Take Moore, the doctor from Keysville, Va. She works incredibly hard to spend time with her patients — in fact, she does spend much more time with them than family doctors typically spend with their patients. Still, Moore says, time is limited.

"There is a drive to get people in and out because insurance reimbursement is very difficult," she says. "So even though it is absolutely wonderful to say we could spend 30 minutes with each patient and explain these things fully, sometimes you just don't get to do that in real life."

So doctors will order you tests you don't need. And they will write you prescriptions for pills you probably shouldn't take — which is a huge problem with antibiotics, for example.

And, Zebley says, doctors even do operations, like back surgery, that they probably shouldn't do. They do it, he says, because you want it, have become convinced that you need it, and doctors fear that if they don't give it to you, they'll lose you.

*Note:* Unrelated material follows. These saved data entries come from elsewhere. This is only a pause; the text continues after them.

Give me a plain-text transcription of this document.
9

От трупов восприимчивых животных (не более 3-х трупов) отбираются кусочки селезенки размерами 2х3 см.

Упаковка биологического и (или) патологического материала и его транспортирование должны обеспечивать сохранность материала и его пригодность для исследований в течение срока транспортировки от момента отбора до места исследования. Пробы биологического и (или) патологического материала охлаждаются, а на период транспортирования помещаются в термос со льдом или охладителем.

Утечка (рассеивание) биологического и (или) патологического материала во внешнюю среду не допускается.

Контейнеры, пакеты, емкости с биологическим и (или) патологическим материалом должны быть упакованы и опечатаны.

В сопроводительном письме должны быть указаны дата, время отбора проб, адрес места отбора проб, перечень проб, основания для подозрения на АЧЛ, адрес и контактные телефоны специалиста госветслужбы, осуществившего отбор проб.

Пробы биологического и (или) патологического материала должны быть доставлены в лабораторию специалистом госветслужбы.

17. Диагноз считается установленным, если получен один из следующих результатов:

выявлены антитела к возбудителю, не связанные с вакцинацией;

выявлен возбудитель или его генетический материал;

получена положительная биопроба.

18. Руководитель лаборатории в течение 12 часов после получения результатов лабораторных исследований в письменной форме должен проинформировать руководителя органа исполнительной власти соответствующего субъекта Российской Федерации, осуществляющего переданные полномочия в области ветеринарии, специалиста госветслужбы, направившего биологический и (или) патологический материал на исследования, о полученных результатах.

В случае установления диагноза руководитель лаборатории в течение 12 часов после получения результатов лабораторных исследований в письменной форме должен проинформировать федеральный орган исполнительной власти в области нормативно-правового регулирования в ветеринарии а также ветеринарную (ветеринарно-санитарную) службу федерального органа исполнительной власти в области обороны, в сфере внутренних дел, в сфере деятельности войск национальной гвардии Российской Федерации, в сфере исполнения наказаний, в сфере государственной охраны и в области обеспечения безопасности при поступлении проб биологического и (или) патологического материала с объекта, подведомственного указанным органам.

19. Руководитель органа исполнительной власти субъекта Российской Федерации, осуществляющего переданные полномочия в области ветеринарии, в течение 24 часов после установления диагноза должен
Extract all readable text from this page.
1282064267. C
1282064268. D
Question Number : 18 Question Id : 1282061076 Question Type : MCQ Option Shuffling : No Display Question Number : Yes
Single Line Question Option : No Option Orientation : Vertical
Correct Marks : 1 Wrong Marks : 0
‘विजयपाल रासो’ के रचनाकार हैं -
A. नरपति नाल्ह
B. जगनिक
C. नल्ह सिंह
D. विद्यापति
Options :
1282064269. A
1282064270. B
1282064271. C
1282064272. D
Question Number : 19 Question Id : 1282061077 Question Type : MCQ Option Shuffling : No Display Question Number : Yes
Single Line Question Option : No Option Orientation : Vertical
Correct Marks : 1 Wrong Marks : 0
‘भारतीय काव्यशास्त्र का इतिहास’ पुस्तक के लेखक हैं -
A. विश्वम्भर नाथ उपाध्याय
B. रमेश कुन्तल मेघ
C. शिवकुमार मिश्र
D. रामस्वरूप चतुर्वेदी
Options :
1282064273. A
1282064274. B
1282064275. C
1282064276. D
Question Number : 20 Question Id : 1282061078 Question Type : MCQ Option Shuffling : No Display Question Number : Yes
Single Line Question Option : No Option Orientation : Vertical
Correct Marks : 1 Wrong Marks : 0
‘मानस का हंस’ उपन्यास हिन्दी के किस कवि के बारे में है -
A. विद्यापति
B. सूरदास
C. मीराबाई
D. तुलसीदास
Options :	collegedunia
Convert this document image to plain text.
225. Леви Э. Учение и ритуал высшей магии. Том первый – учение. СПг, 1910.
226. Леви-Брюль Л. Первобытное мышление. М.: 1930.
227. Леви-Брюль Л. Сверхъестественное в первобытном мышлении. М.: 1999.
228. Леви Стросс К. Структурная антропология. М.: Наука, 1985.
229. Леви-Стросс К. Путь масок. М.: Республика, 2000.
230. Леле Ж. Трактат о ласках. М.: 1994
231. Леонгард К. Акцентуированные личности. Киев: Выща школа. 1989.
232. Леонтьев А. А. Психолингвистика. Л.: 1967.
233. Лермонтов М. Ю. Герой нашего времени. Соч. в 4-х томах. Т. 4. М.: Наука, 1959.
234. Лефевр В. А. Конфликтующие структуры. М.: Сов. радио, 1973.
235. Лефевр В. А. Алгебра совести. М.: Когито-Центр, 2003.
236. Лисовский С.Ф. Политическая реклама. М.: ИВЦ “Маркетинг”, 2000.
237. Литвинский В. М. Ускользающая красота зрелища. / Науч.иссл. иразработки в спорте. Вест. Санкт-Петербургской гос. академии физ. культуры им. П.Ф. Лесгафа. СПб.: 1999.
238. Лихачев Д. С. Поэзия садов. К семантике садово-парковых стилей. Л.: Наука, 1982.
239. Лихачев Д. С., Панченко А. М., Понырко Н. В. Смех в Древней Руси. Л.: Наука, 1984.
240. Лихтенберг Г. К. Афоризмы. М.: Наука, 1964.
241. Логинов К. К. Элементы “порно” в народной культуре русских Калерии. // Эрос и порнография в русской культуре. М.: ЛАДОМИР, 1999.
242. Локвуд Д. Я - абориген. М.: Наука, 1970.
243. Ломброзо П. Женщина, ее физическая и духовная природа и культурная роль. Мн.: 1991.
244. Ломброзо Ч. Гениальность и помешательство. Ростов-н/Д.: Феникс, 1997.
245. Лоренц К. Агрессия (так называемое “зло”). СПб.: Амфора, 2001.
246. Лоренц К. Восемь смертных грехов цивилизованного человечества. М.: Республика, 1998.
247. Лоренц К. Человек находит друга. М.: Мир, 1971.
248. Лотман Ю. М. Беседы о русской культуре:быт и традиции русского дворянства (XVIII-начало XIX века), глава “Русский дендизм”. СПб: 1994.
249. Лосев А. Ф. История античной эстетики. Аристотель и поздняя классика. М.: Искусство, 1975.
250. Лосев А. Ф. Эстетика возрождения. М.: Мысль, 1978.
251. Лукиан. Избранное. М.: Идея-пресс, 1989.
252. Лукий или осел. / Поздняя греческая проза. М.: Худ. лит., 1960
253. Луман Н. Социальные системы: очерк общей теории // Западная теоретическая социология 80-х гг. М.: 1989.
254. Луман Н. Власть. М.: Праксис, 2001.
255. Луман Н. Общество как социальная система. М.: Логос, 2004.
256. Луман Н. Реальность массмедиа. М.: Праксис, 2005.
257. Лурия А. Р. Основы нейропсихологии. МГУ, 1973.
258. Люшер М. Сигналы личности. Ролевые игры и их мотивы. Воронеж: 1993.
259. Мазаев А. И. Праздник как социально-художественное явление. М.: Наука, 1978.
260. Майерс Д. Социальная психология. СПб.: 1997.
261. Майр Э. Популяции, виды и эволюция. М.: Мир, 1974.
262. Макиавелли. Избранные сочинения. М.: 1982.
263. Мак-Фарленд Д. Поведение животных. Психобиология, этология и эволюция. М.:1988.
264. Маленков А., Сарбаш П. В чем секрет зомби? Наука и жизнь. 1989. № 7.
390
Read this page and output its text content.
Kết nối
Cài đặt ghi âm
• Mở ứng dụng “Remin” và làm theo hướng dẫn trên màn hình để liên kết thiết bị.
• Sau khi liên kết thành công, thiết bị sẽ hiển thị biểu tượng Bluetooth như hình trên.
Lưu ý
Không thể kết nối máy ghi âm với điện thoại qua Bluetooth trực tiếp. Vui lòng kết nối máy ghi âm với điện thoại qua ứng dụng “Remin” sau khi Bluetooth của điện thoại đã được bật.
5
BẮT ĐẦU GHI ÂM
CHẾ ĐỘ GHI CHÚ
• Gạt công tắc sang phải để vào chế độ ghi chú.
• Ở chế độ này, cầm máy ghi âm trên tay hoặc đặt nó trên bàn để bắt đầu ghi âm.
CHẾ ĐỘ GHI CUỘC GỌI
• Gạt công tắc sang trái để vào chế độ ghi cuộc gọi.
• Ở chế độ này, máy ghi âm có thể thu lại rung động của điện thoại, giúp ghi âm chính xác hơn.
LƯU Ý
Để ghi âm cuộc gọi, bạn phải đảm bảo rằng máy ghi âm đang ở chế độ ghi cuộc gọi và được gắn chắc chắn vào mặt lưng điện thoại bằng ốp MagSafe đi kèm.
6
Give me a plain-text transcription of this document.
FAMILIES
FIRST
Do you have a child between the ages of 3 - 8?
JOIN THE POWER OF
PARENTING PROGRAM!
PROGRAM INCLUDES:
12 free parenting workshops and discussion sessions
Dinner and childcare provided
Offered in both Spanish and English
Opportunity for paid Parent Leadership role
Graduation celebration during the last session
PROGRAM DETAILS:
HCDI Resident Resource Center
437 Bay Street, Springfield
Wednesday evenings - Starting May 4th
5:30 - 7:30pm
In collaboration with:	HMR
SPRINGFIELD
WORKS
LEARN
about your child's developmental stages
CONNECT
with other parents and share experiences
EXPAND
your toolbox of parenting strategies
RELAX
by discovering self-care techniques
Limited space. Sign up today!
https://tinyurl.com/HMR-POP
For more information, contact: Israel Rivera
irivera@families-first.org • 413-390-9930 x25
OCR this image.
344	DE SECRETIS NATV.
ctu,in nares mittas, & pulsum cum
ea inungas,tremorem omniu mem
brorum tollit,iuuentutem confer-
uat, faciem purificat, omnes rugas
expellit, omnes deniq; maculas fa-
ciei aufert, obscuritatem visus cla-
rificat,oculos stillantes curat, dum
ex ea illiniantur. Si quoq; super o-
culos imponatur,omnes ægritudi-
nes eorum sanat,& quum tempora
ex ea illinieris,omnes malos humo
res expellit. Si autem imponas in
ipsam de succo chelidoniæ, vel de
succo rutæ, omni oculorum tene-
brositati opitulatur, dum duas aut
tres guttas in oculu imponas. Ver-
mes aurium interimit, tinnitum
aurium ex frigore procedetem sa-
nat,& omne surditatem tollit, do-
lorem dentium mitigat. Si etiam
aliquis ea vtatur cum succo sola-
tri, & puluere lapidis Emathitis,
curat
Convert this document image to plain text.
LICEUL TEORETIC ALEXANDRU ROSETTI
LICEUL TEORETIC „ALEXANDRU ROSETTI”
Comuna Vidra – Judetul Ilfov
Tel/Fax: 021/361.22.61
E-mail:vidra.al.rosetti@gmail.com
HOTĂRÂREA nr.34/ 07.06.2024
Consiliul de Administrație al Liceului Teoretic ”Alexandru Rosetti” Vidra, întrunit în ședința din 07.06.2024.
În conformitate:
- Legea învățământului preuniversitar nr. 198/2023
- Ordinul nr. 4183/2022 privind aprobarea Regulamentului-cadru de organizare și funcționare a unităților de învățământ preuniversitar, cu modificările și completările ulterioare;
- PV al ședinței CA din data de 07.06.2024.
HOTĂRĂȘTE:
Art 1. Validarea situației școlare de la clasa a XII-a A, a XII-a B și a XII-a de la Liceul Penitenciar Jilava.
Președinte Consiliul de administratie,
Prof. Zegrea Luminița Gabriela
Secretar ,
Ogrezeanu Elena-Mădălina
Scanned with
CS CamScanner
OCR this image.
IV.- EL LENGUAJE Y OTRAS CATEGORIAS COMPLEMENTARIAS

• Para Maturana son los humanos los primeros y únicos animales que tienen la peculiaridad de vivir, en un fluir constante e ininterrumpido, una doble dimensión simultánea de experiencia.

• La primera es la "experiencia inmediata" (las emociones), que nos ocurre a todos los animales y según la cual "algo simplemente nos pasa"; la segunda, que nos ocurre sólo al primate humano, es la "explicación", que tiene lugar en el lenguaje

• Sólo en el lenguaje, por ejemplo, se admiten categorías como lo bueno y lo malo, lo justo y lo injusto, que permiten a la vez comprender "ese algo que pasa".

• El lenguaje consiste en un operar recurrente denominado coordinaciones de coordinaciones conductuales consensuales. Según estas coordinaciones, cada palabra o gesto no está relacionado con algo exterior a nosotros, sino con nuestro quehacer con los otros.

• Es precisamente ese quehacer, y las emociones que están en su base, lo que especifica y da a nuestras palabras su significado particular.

"The orthopedic surgeon would be ill-advised to say, 'Well, I'm not going to do [it],' because the person will go next door to the next surgeon who maybe is a little less ethical who will do it," says Zebley. "Being a hard-ass and always saying, 'No, no, no,' people will go somewhere else. They have a free market."

Patient Behavior And Cost

It's unclear how high patient demands drive up costs in our health care system. Moore estimates that about 30 percent of the costs in her practice are driven by patient requests.

Moore is not necessarily proud of this number. For her, at least some portion of it is an indication of her own inability to communicate adequately with the patients that she cares so much about. But she says there's not much she can do. She is, she says, truly overwhelmed by the demands of insurance paperwork.

"Sometimes you have to request a form just to get the correct form — you do. You have to fill out a form stating the preauthorization form that you need."

Moore says she stays at her office late into the night, trying to complete paperwork so that she is able to spend enough time with her patients during the day — enough time to explain why this test is probably not necessary, why that pill wouldn't be a good idea. And her children, she says, pay the price.

If you ask Moore if she would rather have an old-fashioned, passive and pliant patient or a new, demanding and modern one, she really has to think about it.

"It depends on the phase of the moon," she says. "Passive is much easier to treat. But I do like an educated patient who's willing to read about their health issues. So I guess I'd like someone in the middle."

Zebley feels similarly. He'd rather have a modern patient. The idea that patients need to be "wise, intelligent, informed consumers," is great, Zebley says. But he also says he knows full well how our new conception of what it means to be a patient costs society. "It leads to a lot of overuse of services."